Sandeep Patil’s agreeing to coach a team in the Indian Cricket League (ICL) may have sent the BCCI top honchos into such a frenzy that it has started taking a serious view of players attaching themselves with the ‘rival’ league. But it is the BCCI which has to take the blame for pushing the super coach to the wall.
Patil, who became the third former India cricketer after Kapil Dev and Kiran More to join the ICL, said: “BCCI left me with no option but to accept the offer.”
Blaming the BCCI squarely, Patil added: “I am a coach and I need work. I wrote to BCCI 16 months back offering my services, but there was no response from it. The board didn’t even mention my name during its search for a new coach or cricket manager. I met Sharad Pawar personally and he assured me that my services would be very much required.
“Even four months back, Pawar spoke to Niranjan Shah (secretary) and Ratnakar Shetty (CAO) in front of me and told them to give me some responsibility. But till this day, I haven’t heard anything. What am I supposed to do? Sit and wait another 16 months?”

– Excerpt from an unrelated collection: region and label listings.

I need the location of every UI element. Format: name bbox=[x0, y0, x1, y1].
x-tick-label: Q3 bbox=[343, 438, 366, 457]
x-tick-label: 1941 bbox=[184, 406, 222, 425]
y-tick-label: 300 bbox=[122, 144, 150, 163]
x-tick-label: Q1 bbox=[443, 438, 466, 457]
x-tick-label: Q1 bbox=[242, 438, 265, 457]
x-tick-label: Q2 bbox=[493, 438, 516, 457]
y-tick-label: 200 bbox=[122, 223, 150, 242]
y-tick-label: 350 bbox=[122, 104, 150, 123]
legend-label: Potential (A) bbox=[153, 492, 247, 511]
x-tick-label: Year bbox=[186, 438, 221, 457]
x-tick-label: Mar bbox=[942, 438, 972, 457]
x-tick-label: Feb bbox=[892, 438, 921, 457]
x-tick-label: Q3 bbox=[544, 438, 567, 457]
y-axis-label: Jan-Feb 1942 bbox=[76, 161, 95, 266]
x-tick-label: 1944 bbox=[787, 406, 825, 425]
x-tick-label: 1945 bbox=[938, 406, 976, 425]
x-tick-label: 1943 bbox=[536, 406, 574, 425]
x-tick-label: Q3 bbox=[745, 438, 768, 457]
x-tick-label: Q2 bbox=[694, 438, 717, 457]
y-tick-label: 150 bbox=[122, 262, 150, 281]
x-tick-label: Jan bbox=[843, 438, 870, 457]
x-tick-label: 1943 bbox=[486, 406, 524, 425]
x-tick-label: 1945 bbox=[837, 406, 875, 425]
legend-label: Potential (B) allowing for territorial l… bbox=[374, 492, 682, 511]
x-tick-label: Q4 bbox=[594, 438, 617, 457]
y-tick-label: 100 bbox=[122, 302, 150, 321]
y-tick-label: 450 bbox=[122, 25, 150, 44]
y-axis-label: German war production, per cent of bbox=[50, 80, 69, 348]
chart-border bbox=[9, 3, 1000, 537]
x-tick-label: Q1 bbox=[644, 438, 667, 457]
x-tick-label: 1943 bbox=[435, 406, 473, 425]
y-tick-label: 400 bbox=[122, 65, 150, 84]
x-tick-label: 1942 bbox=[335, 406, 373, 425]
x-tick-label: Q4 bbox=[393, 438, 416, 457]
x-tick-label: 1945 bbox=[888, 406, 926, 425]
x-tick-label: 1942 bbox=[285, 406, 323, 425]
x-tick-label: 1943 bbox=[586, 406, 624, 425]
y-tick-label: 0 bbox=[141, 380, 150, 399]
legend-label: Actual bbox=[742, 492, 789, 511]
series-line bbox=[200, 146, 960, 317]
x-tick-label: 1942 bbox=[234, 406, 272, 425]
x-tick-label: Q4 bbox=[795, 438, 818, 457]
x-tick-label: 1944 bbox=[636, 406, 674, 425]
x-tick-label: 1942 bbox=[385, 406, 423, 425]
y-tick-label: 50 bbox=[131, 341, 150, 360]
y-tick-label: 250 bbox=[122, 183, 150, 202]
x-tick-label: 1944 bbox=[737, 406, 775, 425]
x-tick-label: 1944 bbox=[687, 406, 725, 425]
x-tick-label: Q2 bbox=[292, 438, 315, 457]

The hard-hitting middle-order batsman, who played a crucial role in the 1983 World Cup winning team said that he needed to find some body and the board didn’t give any. “When ICL offered me the job, I had to choose between sitting idle and going to work. I am shocked that the board should have any reservations.”
Patil, who coached Kenya into the 2003 World Cup semi-finals and was coach of India A, believes that “he has accepted the job purely from a coach’s perspective and nothing else. I am ready to help any team that needs my services as a coach. It could be Kenya or Oman again, or any other state side. So ICL shouldn’t be looked upon as anything different.
“I am not getting into this fight between the board and ICL. My job is to coach, irrespective of who wants me. And by the way, I am only doing a service to the board by coaching the boys. I am not training them to fight BCCI. So where is the question of conflict of interests?” he asks.
Patil also confirmed he hasn’t heared officially from the board on its plans to stop his pension. “I am yet to hear from them in writing. I have only come to know from news reports. But it is purely BCCI’s decision. I did not go to it asking for pension. The board gave it for my services as a player and now if it wishes to stop pension, then let it be so. But for me, there’s no going back on my contract with ICL.”
“I have made a commitment to ICL and, as a professional coach, I will honour that,” was his parting shot.